Poetry That Centers on the Great Adventure of Being a Woman
Heart Suite Trilogy
Nina Serrano’s trilogy of poetry books, Heart Suite, presents the poetry of one of San Francisco Mission District’s leading figures of the past five decades. Her poetry chronicles her visions, her feelings, and her intense involvement with the people of San Francisco and Oakland, California and the world she has witnessed including Cuba, Nicaragua, Chile, Mexico, China and the Soviet Union. As an activist, she has championed the causes of peace and justice around the globe. As a Latina and co-founder of the San Francisco Mission Cultural Center for Latino Arts, she has taken up the call for cultural freedom, equality and respect for women. As a mother, grandmother and great grandmother, she has given expression to a woman’s experience and created a cultural legacy relevant to all women around the world. A writer, radio personality, film maker and teacher, her influence has had a profound impact on generations of people in ever widening circles. Now you can have her poetry from five decades of writing in three beautiful volumes, available in print or as eBooks.
Heart Songs, Collected Poems of Nina Serrano, 1969 to 1979
Heart Songs was first published in 1980 by Editorial Pocho Che, a San Francisco Latino literary collective, as part of a three-book 10th anniversary series. Estuary Press republished it in 2011 as an eBook.
Excerpts from “Serrano: Partisan Poet”:
Nina Serrano writes poetry with rich tones, with passion and tenderness, with anger, and above all with conviction that life can be absolutely glorious and people will make it so. Those who have heard her read know that is also the way she shares her poetry with us. She says in one poem “It feels good to write poems in San Francisco.” And because she is a poet-community activist, an internationalist, a partisan, and writes with such bountiful spirit, it feels good too to read her poems. The “place where poets meet,” she says, “lies in an inner space between the ribs, the lungs and hurting loneliness. A poet fills his bag with rose petals.” The place she wants to be is “in that moment of raining flowers.”
Vivian Raineri, People’s World, Oct 25, 1980
Heart’s Journey: Selected Poems 1980-1999.
The cover of the book, pictured here on the left, shows her drawings included in the book, and printed in color, from her journals of those years. The poems, together with the drawings, offer readers a multi-faceted glimpse into her thought over the last twenty years of the 20th Century. For younger readers and others not familiar with the history of those decades, Endnotes have been provided with references to events giving more information and context to her poetry. In the eBook versions, these Endnotes contain links to web sites that can be accessed instantly.

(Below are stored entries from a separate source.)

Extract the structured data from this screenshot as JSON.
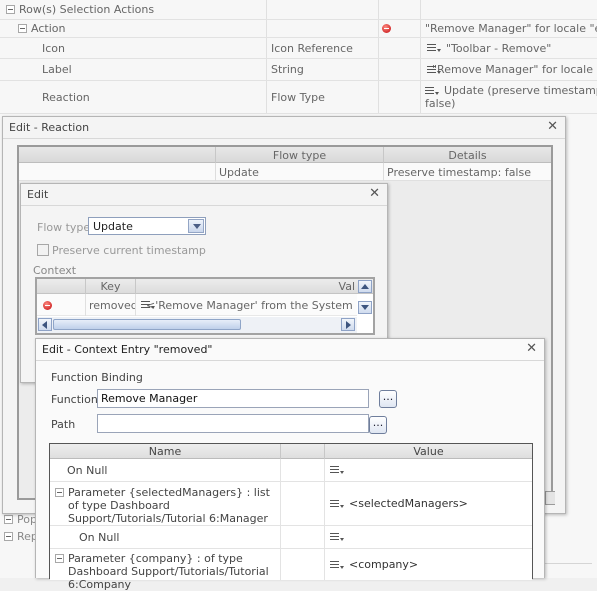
{
  "background_table": {
    "section_header": "Row(s) Selection Actions",
    "action_row": {
      "label": "Action",
      "value": "\"Remove Manager\" for locale \"en\""
    },
    "icon_row": {
      "label": "Icon",
      "type": "Icon Reference",
      "value": "\"Toolbar - Remove\""
    },
    "label_row": {
      "label": "Label",
      "type": "String",
      "value": "\"Remove Manager\" for locale \"e"
    },
    "reaction_row": {
      "label": "Reaction",
      "type": "Flow Type",
      "value_line1": "Update (preserve timestamp:",
      "value_line2": "false)"
    },
    "bottom_items": [
      "Pop",
      "Rep"
    ]
  },
  "reaction_dialog": {
    "title": "Edit - Reaction",
    "columns": {
      "flow_type": "Flow type",
      "details": "Details"
    },
    "row": {
      "flow_type": "Update",
      "details": "Preserve timestamp: false"
    }
  },
  "edit_dialog": {
    "title": "Edit",
    "flow_type_label": "Flow type",
    "flow_type_value": "Update",
    "preserve_label": "Preserve current timestamp",
    "context_label": "Context",
    "context_columns": {
      "key": "Key",
      "value": "Val"
    },
    "context_row": {
      "key": "removed",
      "value": "<'Remove Manager' from the System mod"
    }
  },
  "context_entry_dialog": {
    "title": "Edit - Context Entry \"removed\"",
    "section_title": "Function Binding",
    "function_label": "Function",
    "function_value": "Remove Manager",
    "path_label": "Path",
    "path_value": "",
    "ellipsis": "...",
    "table": {
      "name_header": "Name",
      "value_header": "Value",
      "rows": [
        {
          "name": "On Null",
          "value": ""
        },
        {
          "name": "Parameter {selectedManagers} : list of type Dashboard Support/Tutorials/Tutorial 6:Manager",
          "value": "<selectedManagers>"
        },
        {
          "name": "On Null",
          "value": ""
        },
        {
          "name": "Parameter {company} : of type Dashboard Support/Tutorials/Tutorial 6:Company",
          "value": "<company>"
        }
      ]
    }
  }
}
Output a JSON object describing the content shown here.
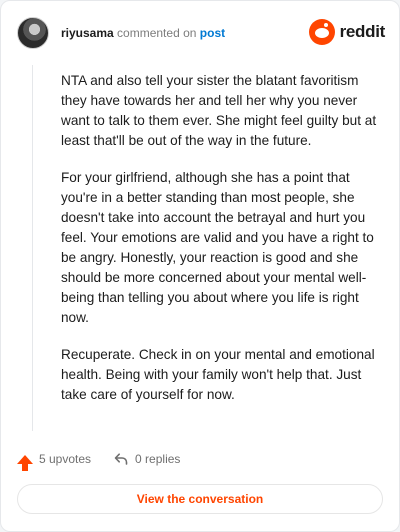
{
  "header": {
    "username": "riyusama",
    "action_text": "commented on",
    "post_link": "post",
    "brand_name": "reddit",
    "brand_color": "#ff4500",
    "link_color": "#0079d3"
  },
  "comment": {
    "paragraphs": [
      "NTA and also tell your sister the blatant favoritism they have towards her and tell her why you never want to talk to them ever. She might feel guilty but at least that'll be out of the way in the future.",
      "For your girlfriend, although she has a point that you're in a better standing than most people, she doesn't take into account the betrayal and hurt you feel. Your emotions are valid and you have a right to be angry. Honestly, your reaction is good and she should be more concerned about your mental well-being than telling you about where you life is right now.",
      "Recuperate. Check in on your mental and emotional health. Being with your family won't help that. Just take care of yourself for now."
    ]
  },
  "actions": {
    "upvotes_label": "5 upvotes",
    "replies_label": "0 replies",
    "upvote_icon": "arrow-up-icon",
    "reply_icon": "reply-arrow-icon"
  },
  "footer": {
    "view_button_label": "View the conversation"
  }
}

Nina Serrano’s poems center on the great adventure of being a woman. From youthful visionary to ultimate wise woman, Nina’s poems and drawings take you through the intricate passages of life’s mysteries. This intimate journey of the mind and heart is a book to cherish. One thinks of Frida Kahlo, Diego Rivera and Che Guevara giving it their blessing. This is an adventure book of life itself, a woman’s life transcribed in strong, courageous, heartfelt poems.
Mary Rudge, Poet Laureate of Alameda, California , 2013
Heart Strong: Selected Poems 200-2012.
This book includes her most matured poems as well as many drawings extracted from her journals and dreams or drawn expressly for a particular poem to extend the poetic visions beyond words. The exquisite cover by Adrian Arias and the other paintings and photographs presented in the book are by artist friends. Estuary Press’ has produced a book with exceptional values, from the layout of the drawings and poems to the table of contents and the inclusion of Endnotes to explain the historic context of the poems and their poetic form, for later generations of readers.
Nina Serrano writes, “I saw myself / reflected in a puddle of tears;” “There’s an old woman in a glittery tee shirt smiling at me.” The poems in Heart Strong swirl in different directions, but they always find their way back to that face in the mirror, the poet’s sole self—an entity which is simultaneously in violent movement and at utter rest: “later realizing the wildness / was me.” What Serrano sees is the heart-self raging. Her words and images tell the tale of a woman existing in the midst of history—in an age in which, strangely enough, it seems absolutely necessary to affirm that one can feel love. How, in the murderous twentieth/twenty-first century (“All My Life There Has Always Been a War,” “War Against Earth,” “Protestors Blues”), can love exist at all? Heart Strong tells how it can exist, and flourish, and even—in the midst of horror both personal and historical—heal. A strong heart (a strong heart is the very basis of poetry) can be a weapon.
Jack Foley, Poet, critic, radio host, author of Visions and Affiliations: California Poetry from 1940-2005.